See above. This work seems to be original and well written, and offers an interesting theoretical and experimental exploration of a simple version of several methods often proposed for computation-constrained applications. Edit: The authors have provided avenues for extending the results in the rebuttal. More importantly, they have provided evidence that the trends they observe hold for non-quadratic activations. I have thus incremented my score.

The analysis shows that the error of RF is always bounded away from zero unless the number of neural N goes to infinity. Both NT and NN achieve zero error if N is greater than or equal to the dimension d. It also shows that NN always achieves smaller errors than NT, because NN learns to fit the most significant direction, while NT can only fit the sub-space that is spanned by random directions. The results of the paper is quite intuitive, but non-trivial in my perspective. It provides a clear evidence that even for simple target functions, the neural network can hold advantage over random features models. This fact is often easy to be ignored, because for many simple tasks, random features work as well as the neural networks. I think the paper can become a reference point for future work when people want to talk about MLP versus random features. The comparison between the RF and the NT is not very meaningful. It is true that NT can achieve a zero error with a finite number of neurons while RF cannot, but that only holds for specific target functions (quadratic and mixture of Gaussians), not to mention that NT has much more parameters to learn than RF. That said, the comparison between RF/NT and NN is the main contribution of this paper.

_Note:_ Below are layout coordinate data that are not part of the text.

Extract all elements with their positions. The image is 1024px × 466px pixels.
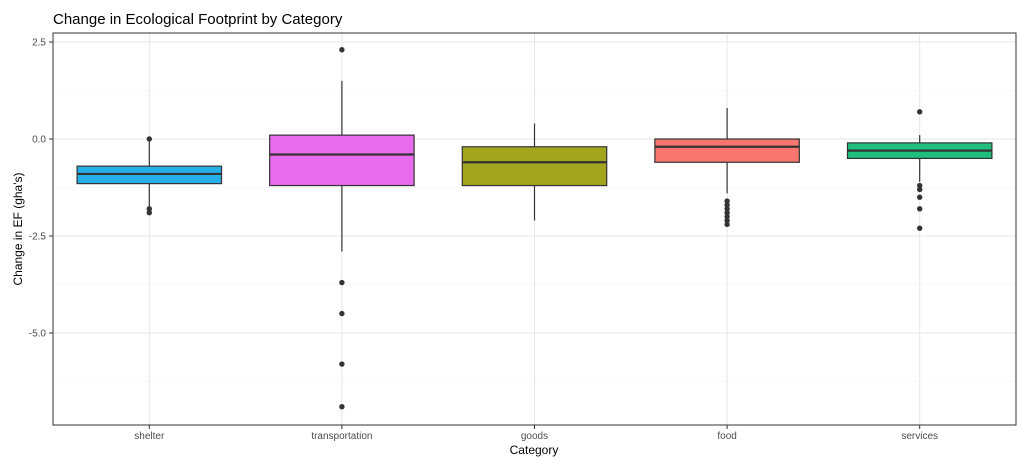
y-tick-label: 0.0 (32, 135, 46, 146)
outlier-point (917, 206, 923, 212)
axes: 2.5 0.0 -2.5 -5.0 shelter transportation goods… (29, 38, 938, 443)
outlier-point (724, 217, 730, 224)
outlier-point (724, 206, 730, 212)
box-shelter (76, 136, 223, 216)
outlier-point (724, 213, 730, 220)
x-tick-label: shelter (134, 431, 165, 442)
outlier-point (917, 182, 923, 189)
outlier-point (917, 225, 923, 231)
x-tick-label: food (717, 431, 736, 442)
outlier-point (917, 186, 923, 193)
outlier-point (339, 279, 345, 286)
outlier-point (339, 47, 345, 53)
box-body (461, 146, 608, 187)
box-body (654, 138, 800, 163)
outlier-point (146, 136, 152, 142)
outlier-point (339, 361, 345, 367)
outlier-point (724, 202, 730, 208)
y-tick-label: -2.5 (29, 232, 47, 243)
y-tick-label: -5.0 (29, 329, 47, 340)
box-transportation (269, 47, 415, 410)
outlier-point (917, 109, 923, 115)
outlier-point (917, 194, 923, 200)
boxes (76, 47, 993, 410)
outlier-point (724, 198, 730, 204)
x-tick-label: services (901, 431, 938, 442)
outlier-point (146, 206, 152, 212)
box-services (846, 109, 993, 231)
outlier-point (724, 221, 730, 228)
y-axis-title: Change in EF (gha's) (11, 172, 25, 285)
x-tick-label: transportation (311, 431, 372, 442)
outlier-point (724, 210, 730, 216)
outlier-point (339, 310, 345, 317)
x-axis-title: Category (510, 443, 559, 457)
grid (53, 33, 1016, 425)
outlier-point (146, 210, 152, 216)
outlier-point (339, 404, 345, 410)
box-food (654, 107, 800, 228)
box-goods (461, 123, 608, 221)
box-body (269, 134, 415, 187)
y-tick-label: 2.5 (32, 38, 46, 49)
x-tick-label: goods (521, 431, 548, 442)
chart-title: Change in Ecological Footprint by Catego… (53, 11, 343, 28)
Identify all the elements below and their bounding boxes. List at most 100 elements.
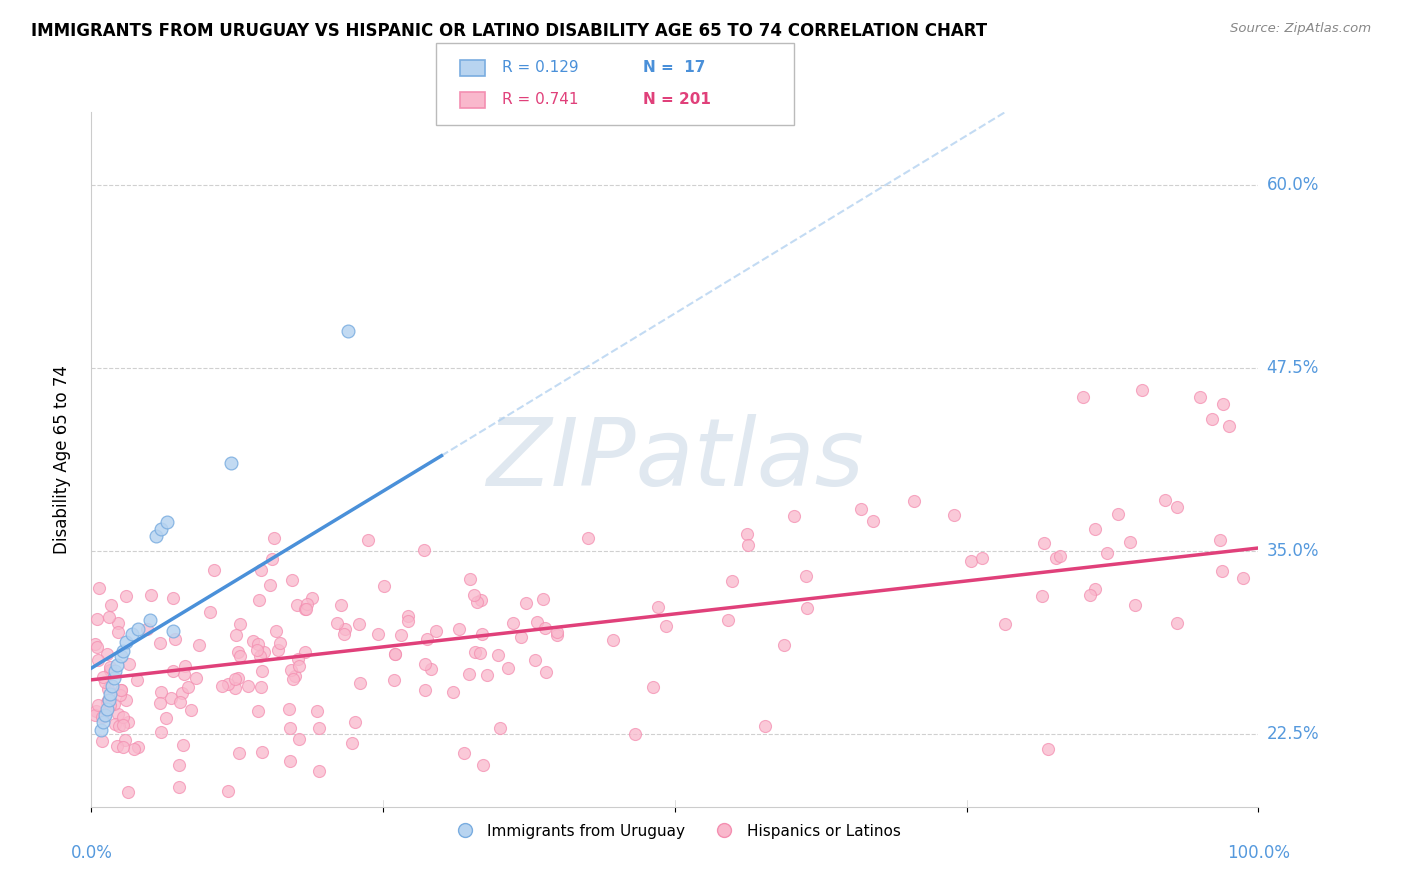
Point [114,589,136,603]
Point [224,681,246,695]
Point [172,686,194,700]
Point [94,675,117,690]
Point [211,679,233,693]
Point [83,707,105,722]
Point [110,682,132,697]
Point [263,531,285,545]
Point [1078,588,1101,602]
Point [90,723,112,737]
Point [373,579,395,593]
Point [107,616,129,631]
Point [108,719,131,733]
Point [280,663,302,677]
Point [250,563,273,577]
Point [347,617,370,632]
Point [202,562,225,576]
Point [184,671,207,685]
Point [1107,508,1129,522]
Point [103,671,125,685]
Point [107,624,129,639]
Point [1123,598,1146,612]
Point [333,627,356,641]
Point [308,722,330,736]
Point [217,676,239,690]
Point [308,764,330,779]
Point [180,703,202,717]
Point [127,622,149,636]
Point [416,632,439,646]
Point [167,780,190,794]
Point [149,685,172,699]
Point [471,626,494,640]
Point [294,602,316,616]
Point [173,666,195,681]
Point [138,613,162,627]
Point [1084,522,1107,536]
Y-axis label: Disability Age 65 to 74: Disability Age 65 to 74 [52,365,70,554]
Point [225,628,247,642]
Point [118,833,141,847]
Point [266,642,288,657]
Point [90,733,112,747]
Point [413,683,436,698]
Point [396,614,419,628]
Point [246,642,269,657]
Text: 35.0%: 35.0% [1267,542,1319,560]
Text: Source: ZipAtlas.com: Source: ZipAtlas.com [1230,22,1371,36]
Point [576,531,599,545]
Point [149,696,172,710]
Point [546,624,568,639]
Point [796,600,818,615]
Point [224,672,246,686]
Point [420,662,443,676]
Point [98,688,121,702]
Point [217,784,239,798]
Point [288,731,311,746]
Point [259,578,281,592]
Point [344,715,367,730]
Point [382,673,405,688]
Point [115,634,138,648]
Point [87,698,110,712]
Point [281,573,304,587]
Point [472,758,495,772]
Point [1212,397,1234,411]
Point [108,688,131,702]
Text: R = 0.741: R = 0.741 [502,93,578,107]
Point [110,683,132,698]
Point [720,574,742,589]
Point [150,522,173,536]
Point [264,624,287,638]
Point [1119,535,1142,549]
Point [772,638,794,652]
Point [470,592,492,607]
Point [97,693,120,707]
Point [737,538,759,552]
Point [735,527,758,541]
Point [118,657,141,671]
Point [489,722,512,736]
Point [413,657,436,672]
Point [655,619,678,633]
Point [463,588,485,602]
Point [794,569,817,583]
Point [1218,419,1240,434]
Point [96,647,118,661]
Point [515,596,537,610]
Point [441,685,464,699]
Point [148,636,170,650]
Point [121,627,143,641]
Point [862,514,884,528]
Point [93,708,115,723]
Point [477,668,499,682]
Point [97,693,120,707]
Point [86,640,108,655]
Point [127,673,149,687]
Legend: Immigrants from Uruguay, Hispanics or Latinos: Immigrants from Uruguay, Hispanics or La… [443,818,907,845]
Point [942,508,965,523]
Point [173,658,195,673]
Point [104,664,127,678]
Point [754,719,776,733]
Point [177,681,200,695]
Point [458,666,481,681]
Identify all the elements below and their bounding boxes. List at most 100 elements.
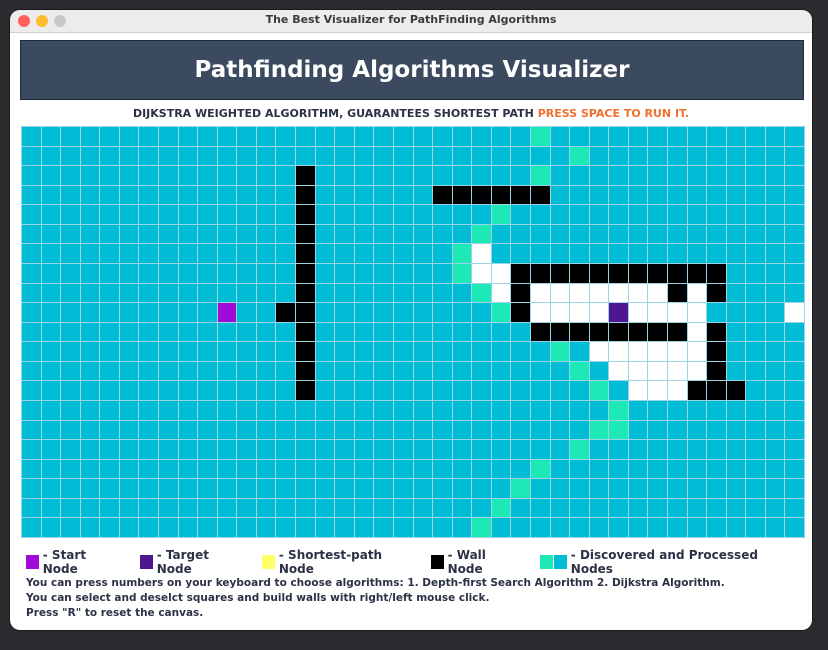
grid-cell-processed-node[interactable] (237, 283, 256, 303)
grid-cell-wall-node[interactable] (296, 342, 315, 361)
grid-cell-wall-node[interactable] (628, 263, 648, 283)
grid-cell-processed-node[interactable] (530, 361, 550, 381)
grid-cell-processed-node[interactable] (119, 166, 139, 185)
grid-cell-processed-node[interactable] (491, 459, 511, 479)
grid-cell-processed-node[interactable] (452, 127, 472, 146)
grid-cell-processed-node[interactable] (315, 263, 335, 283)
grid-cell-processed-node[interactable] (100, 283, 119, 303)
grid-cell-processed-node[interactable] (726, 303, 746, 322)
grid-cell-processed-node[interactable] (22, 303, 41, 322)
grid-cell-processed-node[interactable] (256, 518, 276, 537)
grid-cell-empty-node[interactable] (687, 361, 707, 381)
grid-cell-processed-node[interactable] (667, 479, 687, 498)
grid-cell-empty-node[interactable] (648, 381, 667, 400)
grid-cell-processed-node[interactable] (589, 361, 609, 381)
grid-cell-processed-node[interactable] (393, 283, 413, 303)
grid-cell-processed-node[interactable] (413, 381, 433, 400)
grid-cell-empty-node[interactable] (570, 303, 589, 322)
grid-cell-processed-node[interactable] (41, 224, 61, 244)
grid-cell-discovered-node[interactable] (609, 400, 628, 420)
grid-cell-processed-node[interactable] (707, 127, 726, 146)
grid-cell-wall-node[interactable] (296, 361, 315, 381)
grid-cell-processed-node[interactable] (198, 263, 217, 283)
grid-cell-processed-node[interactable] (178, 361, 198, 381)
grid-cell-processed-node[interactable] (433, 518, 452, 537)
grid-cell-processed-node[interactable] (433, 127, 452, 146)
grid-cell-processed-node[interactable] (746, 440, 765, 459)
grid-cell-discovered-node[interactable] (452, 263, 472, 283)
grid-cell-processed-node[interactable] (726, 127, 746, 146)
grid-cell-processed-node[interactable] (237, 322, 256, 342)
grid-cell-processed-node[interactable] (139, 303, 159, 322)
grid-cell-processed-node[interactable] (511, 518, 530, 537)
grid-cell-processed-node[interactable] (550, 127, 570, 146)
grid-cell-processed-node[interactable] (726, 283, 746, 303)
grid-cell-processed-node[interactable] (765, 127, 785, 146)
grid-cell-processed-node[interactable] (707, 166, 726, 185)
grid-cell-processed-node[interactable] (589, 205, 609, 224)
grid-cell-processed-node[interactable] (276, 420, 296, 440)
grid-cell-empty-node[interactable] (628, 361, 648, 381)
grid-cell-discovered-node[interactable] (550, 342, 570, 361)
grid-cell-processed-node[interactable] (746, 244, 765, 263)
grid-cell-processed-node[interactable] (41, 146, 61, 166)
grid-cell-processed-node[interactable] (452, 322, 472, 342)
grid-cell-discovered-node[interactable] (609, 420, 628, 440)
grid-cell-wall-node[interactable] (296, 224, 315, 244)
grid-cell-processed-node[interactable] (393, 420, 413, 440)
grid-cell-processed-node[interactable] (41, 400, 61, 420)
grid-cell-processed-node[interactable] (648, 440, 667, 459)
grid-cell-processed-node[interactable] (41, 283, 61, 303)
grid-cell-processed-node[interactable] (217, 166, 237, 185)
grid-cell-processed-node[interactable] (22, 518, 41, 537)
grid-cell-processed-node[interactable] (667, 498, 687, 518)
grid-cell-processed-node[interactable] (296, 479, 315, 498)
grid-cell-processed-node[interactable] (276, 342, 296, 361)
grid-cell-processed-node[interactable] (61, 283, 80, 303)
grid-cell-wall-node[interactable] (511, 283, 530, 303)
grid-cell-processed-node[interactable] (726, 263, 746, 283)
grid-cell-processed-node[interactable] (687, 400, 707, 420)
grid-cell-processed-node[interactable] (256, 146, 276, 166)
grid-cell-processed-node[interactable] (550, 146, 570, 166)
grid-cell-processed-node[interactable] (276, 224, 296, 244)
grid-cell-processed-node[interactable] (472, 146, 491, 166)
grid-cell-processed-node[interactable] (393, 244, 413, 263)
grid-cell-processed-node[interactable] (609, 224, 628, 244)
grid-cell-processed-node[interactable] (41, 518, 61, 537)
grid-cell-processed-node[interactable] (296, 400, 315, 420)
grid-cell-processed-node[interactable] (687, 244, 707, 263)
grid-cell-processed-node[interactable] (315, 185, 335, 205)
grid-cell-processed-node[interactable] (296, 518, 315, 537)
grid-cell-processed-node[interactable] (335, 342, 354, 361)
grid-cell-processed-node[interactable] (667, 166, 687, 185)
grid-cell-processed-node[interactable] (765, 322, 785, 342)
grid-cell-processed-node[interactable] (452, 400, 472, 420)
grid-cell-processed-node[interactable] (413, 244, 433, 263)
grid-cell-processed-node[interactable] (530, 479, 550, 498)
grid-cell-processed-node[interactable] (472, 166, 491, 185)
grid-cell-empty-node[interactable] (550, 283, 570, 303)
grid-cell-processed-node[interactable] (354, 224, 374, 244)
grid-cell-processed-node[interactable] (726, 166, 746, 185)
grid-cell-processed-node[interactable] (119, 342, 139, 361)
grid-cell-processed-node[interactable] (746, 263, 765, 283)
grid-cell-processed-node[interactable] (198, 400, 217, 420)
grid-cell-processed-node[interactable] (628, 420, 648, 440)
grid-cell-processed-node[interactable] (785, 479, 804, 498)
grid-cell-processed-node[interactable] (413, 342, 433, 361)
grid-cell-wall-node[interactable] (530, 185, 550, 205)
grid-cell-processed-node[interactable] (119, 440, 139, 459)
grid-cell-processed-node[interactable] (41, 381, 61, 400)
grid-cell-processed-node[interactable] (237, 440, 256, 459)
grid-cell-processed-node[interactable] (628, 498, 648, 518)
grid-cell-processed-node[interactable] (433, 283, 452, 303)
grid-cell-processed-node[interactable] (550, 361, 570, 381)
grid-cell-processed-node[interactable] (276, 146, 296, 166)
grid-cell-processed-node[interactable] (217, 322, 237, 342)
grid-cell-processed-node[interactable] (100, 244, 119, 263)
grid-cell-processed-node[interactable] (667, 420, 687, 440)
grid-cell-processed-node[interactable] (139, 479, 159, 498)
grid-cell-processed-node[interactable] (746, 361, 765, 381)
grid-cell-processed-node[interactable] (472, 127, 491, 146)
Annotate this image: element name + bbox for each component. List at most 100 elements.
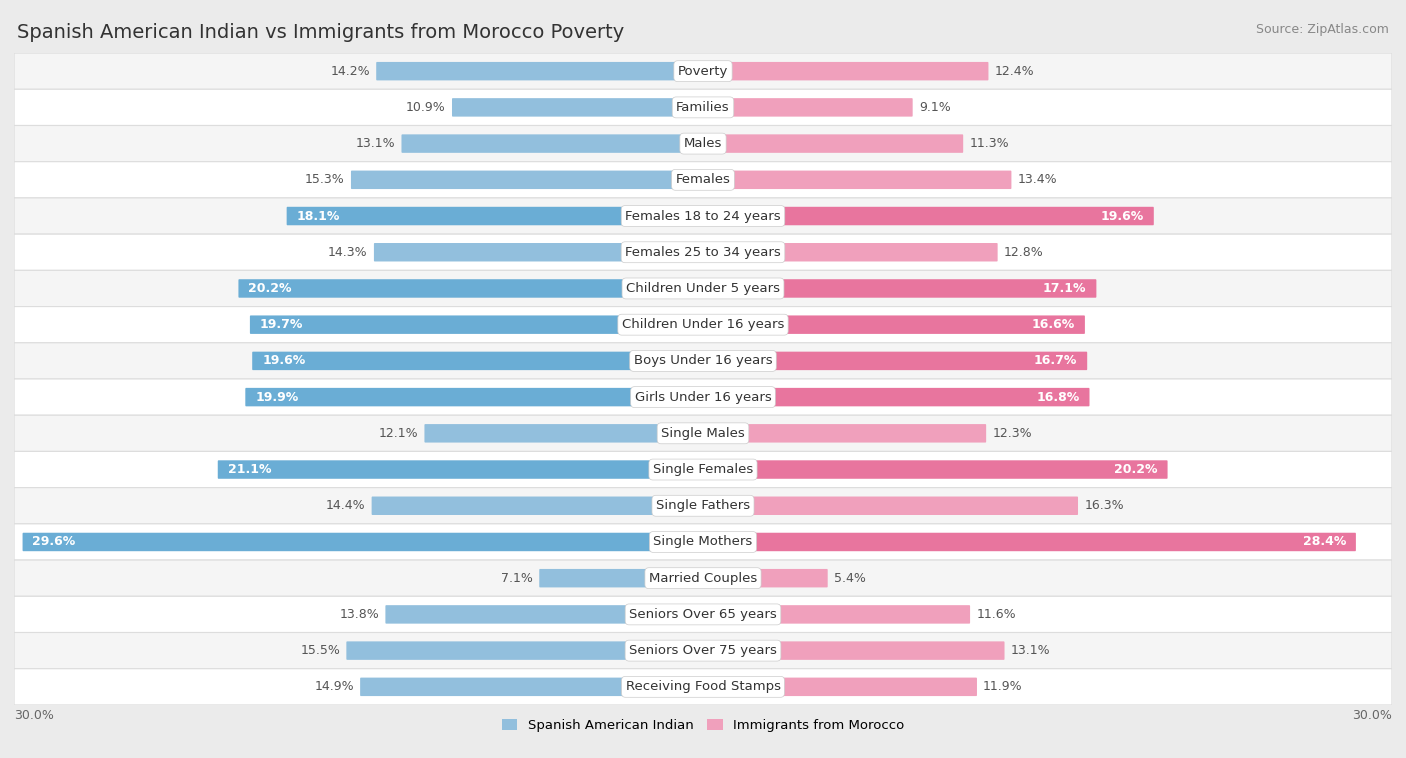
FancyBboxPatch shape bbox=[14, 415, 1392, 452]
FancyBboxPatch shape bbox=[703, 207, 1154, 225]
FancyBboxPatch shape bbox=[252, 352, 703, 370]
Text: Boys Under 16 years: Boys Under 16 years bbox=[634, 355, 772, 368]
FancyBboxPatch shape bbox=[703, 62, 988, 80]
FancyBboxPatch shape bbox=[14, 343, 1392, 379]
FancyBboxPatch shape bbox=[14, 560, 1392, 597]
FancyBboxPatch shape bbox=[703, 569, 828, 587]
FancyBboxPatch shape bbox=[14, 632, 1392, 669]
Text: 14.2%: 14.2% bbox=[330, 64, 370, 77]
FancyBboxPatch shape bbox=[703, 678, 977, 696]
Text: Seniors Over 65 years: Seniors Over 65 years bbox=[628, 608, 778, 621]
FancyBboxPatch shape bbox=[385, 605, 703, 624]
FancyBboxPatch shape bbox=[703, 98, 912, 117]
Text: 12.1%: 12.1% bbox=[378, 427, 418, 440]
Text: 28.4%: 28.4% bbox=[1302, 535, 1346, 549]
Text: 14.9%: 14.9% bbox=[315, 681, 354, 694]
FancyBboxPatch shape bbox=[14, 126, 1392, 161]
FancyBboxPatch shape bbox=[14, 53, 1392, 89]
Text: 17.1%: 17.1% bbox=[1043, 282, 1087, 295]
FancyBboxPatch shape bbox=[287, 207, 703, 225]
FancyBboxPatch shape bbox=[239, 279, 703, 298]
Text: Single Females: Single Females bbox=[652, 463, 754, 476]
Text: Families: Families bbox=[676, 101, 730, 114]
FancyBboxPatch shape bbox=[703, 641, 1004, 660]
FancyBboxPatch shape bbox=[402, 134, 703, 153]
Text: Single Fathers: Single Fathers bbox=[657, 500, 749, 512]
FancyBboxPatch shape bbox=[360, 678, 703, 696]
FancyBboxPatch shape bbox=[540, 569, 703, 587]
Text: 29.6%: 29.6% bbox=[32, 535, 76, 549]
Text: Children Under 16 years: Children Under 16 years bbox=[621, 318, 785, 331]
Text: 12.3%: 12.3% bbox=[993, 427, 1032, 440]
Text: 12.8%: 12.8% bbox=[1004, 246, 1043, 258]
FancyBboxPatch shape bbox=[451, 98, 703, 117]
FancyBboxPatch shape bbox=[703, 352, 1087, 370]
FancyBboxPatch shape bbox=[374, 243, 703, 262]
FancyBboxPatch shape bbox=[703, 460, 1167, 479]
Text: Males: Males bbox=[683, 137, 723, 150]
Text: 16.8%: 16.8% bbox=[1036, 390, 1080, 403]
FancyBboxPatch shape bbox=[14, 271, 1392, 306]
FancyBboxPatch shape bbox=[22, 533, 703, 551]
Text: 20.2%: 20.2% bbox=[1114, 463, 1157, 476]
FancyBboxPatch shape bbox=[703, 279, 1097, 298]
FancyBboxPatch shape bbox=[14, 198, 1392, 234]
FancyBboxPatch shape bbox=[377, 62, 703, 80]
Text: Source: ZipAtlas.com: Source: ZipAtlas.com bbox=[1256, 23, 1389, 36]
Text: Married Couples: Married Couples bbox=[650, 572, 756, 584]
FancyBboxPatch shape bbox=[703, 171, 1011, 189]
FancyBboxPatch shape bbox=[14, 379, 1392, 415]
Text: 12.4%: 12.4% bbox=[994, 64, 1035, 77]
Text: 7.1%: 7.1% bbox=[501, 572, 533, 584]
Text: 16.7%: 16.7% bbox=[1033, 355, 1077, 368]
FancyBboxPatch shape bbox=[14, 234, 1392, 271]
Text: 30.0%: 30.0% bbox=[1353, 709, 1392, 722]
Text: 14.3%: 14.3% bbox=[328, 246, 368, 258]
FancyBboxPatch shape bbox=[703, 496, 1078, 515]
Text: 21.1%: 21.1% bbox=[228, 463, 271, 476]
Text: 16.6%: 16.6% bbox=[1032, 318, 1076, 331]
FancyBboxPatch shape bbox=[14, 161, 1392, 198]
Text: Single Mothers: Single Mothers bbox=[654, 535, 752, 549]
Text: Females 18 to 24 years: Females 18 to 24 years bbox=[626, 209, 780, 223]
Text: Single Males: Single Males bbox=[661, 427, 745, 440]
Text: 14.4%: 14.4% bbox=[326, 500, 366, 512]
Text: 19.7%: 19.7% bbox=[260, 318, 304, 331]
FancyBboxPatch shape bbox=[703, 388, 1090, 406]
Text: 5.4%: 5.4% bbox=[834, 572, 866, 584]
Text: 9.1%: 9.1% bbox=[920, 101, 950, 114]
FancyBboxPatch shape bbox=[703, 134, 963, 153]
FancyBboxPatch shape bbox=[245, 388, 703, 406]
Text: 20.2%: 20.2% bbox=[249, 282, 292, 295]
FancyBboxPatch shape bbox=[371, 496, 703, 515]
Text: 19.6%: 19.6% bbox=[1101, 209, 1144, 223]
Text: Children Under 5 years: Children Under 5 years bbox=[626, 282, 780, 295]
FancyBboxPatch shape bbox=[703, 315, 1085, 334]
FancyBboxPatch shape bbox=[14, 306, 1392, 343]
Text: 10.9%: 10.9% bbox=[406, 101, 446, 114]
Text: 11.6%: 11.6% bbox=[976, 608, 1017, 621]
FancyBboxPatch shape bbox=[250, 315, 703, 334]
Text: 11.9%: 11.9% bbox=[983, 681, 1022, 694]
FancyBboxPatch shape bbox=[352, 171, 703, 189]
Text: Poverty: Poverty bbox=[678, 64, 728, 77]
Text: 15.3%: 15.3% bbox=[305, 174, 344, 186]
Text: 11.3%: 11.3% bbox=[969, 137, 1010, 150]
Text: Seniors Over 75 years: Seniors Over 75 years bbox=[628, 644, 778, 657]
FancyBboxPatch shape bbox=[703, 243, 998, 262]
FancyBboxPatch shape bbox=[14, 597, 1392, 632]
Text: Girls Under 16 years: Girls Under 16 years bbox=[634, 390, 772, 403]
FancyBboxPatch shape bbox=[425, 424, 703, 443]
Text: 18.1%: 18.1% bbox=[297, 209, 340, 223]
Text: 30.0%: 30.0% bbox=[14, 709, 53, 722]
Text: Receiving Food Stamps: Receiving Food Stamps bbox=[626, 681, 780, 694]
Text: Females 25 to 34 years: Females 25 to 34 years bbox=[626, 246, 780, 258]
Legend: Spanish American Indian, Immigrants from Morocco: Spanish American Indian, Immigrants from… bbox=[496, 714, 910, 738]
FancyBboxPatch shape bbox=[14, 452, 1392, 487]
Text: 19.9%: 19.9% bbox=[256, 390, 298, 403]
FancyBboxPatch shape bbox=[14, 524, 1392, 560]
Text: 16.3%: 16.3% bbox=[1084, 500, 1123, 512]
Text: Females: Females bbox=[675, 174, 731, 186]
FancyBboxPatch shape bbox=[14, 669, 1392, 705]
FancyBboxPatch shape bbox=[218, 460, 703, 479]
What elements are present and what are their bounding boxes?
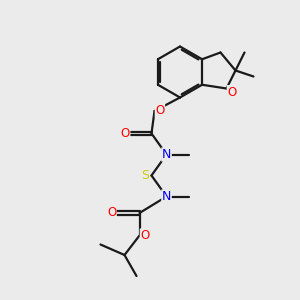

In this article, the authors analyzed the performance of a single-hidden-layer neural network model under the random feature (RF) regime, the neural tangent (NT) regime, as well as the fully trained neural network (NN) regime. By considering the tasks of 1) learning a quadratic function of d-dimensional Gaussian data, and 2) classifying a two-class d-dimensional Gaussian mixture, the authors showed that, in the high dimensional regime where the number of neurons N and the data dimension p are both large and comparable, one has NN > NT > RF in the sense of prediction performance, in the infinite data limit. In this vein, this article improves/generalizes the analyses in [25] by covering the neural tangent model, which is a more involved model that is of more practical interest. This article provides solid analyses on an interesting problem and is already quite polished. I strongly recommend it for publication. Below are a few minor comments that the authors might consider addressing before publication. **After rebuttal**: This is a solid work on an interesting topic, I vote for accepting.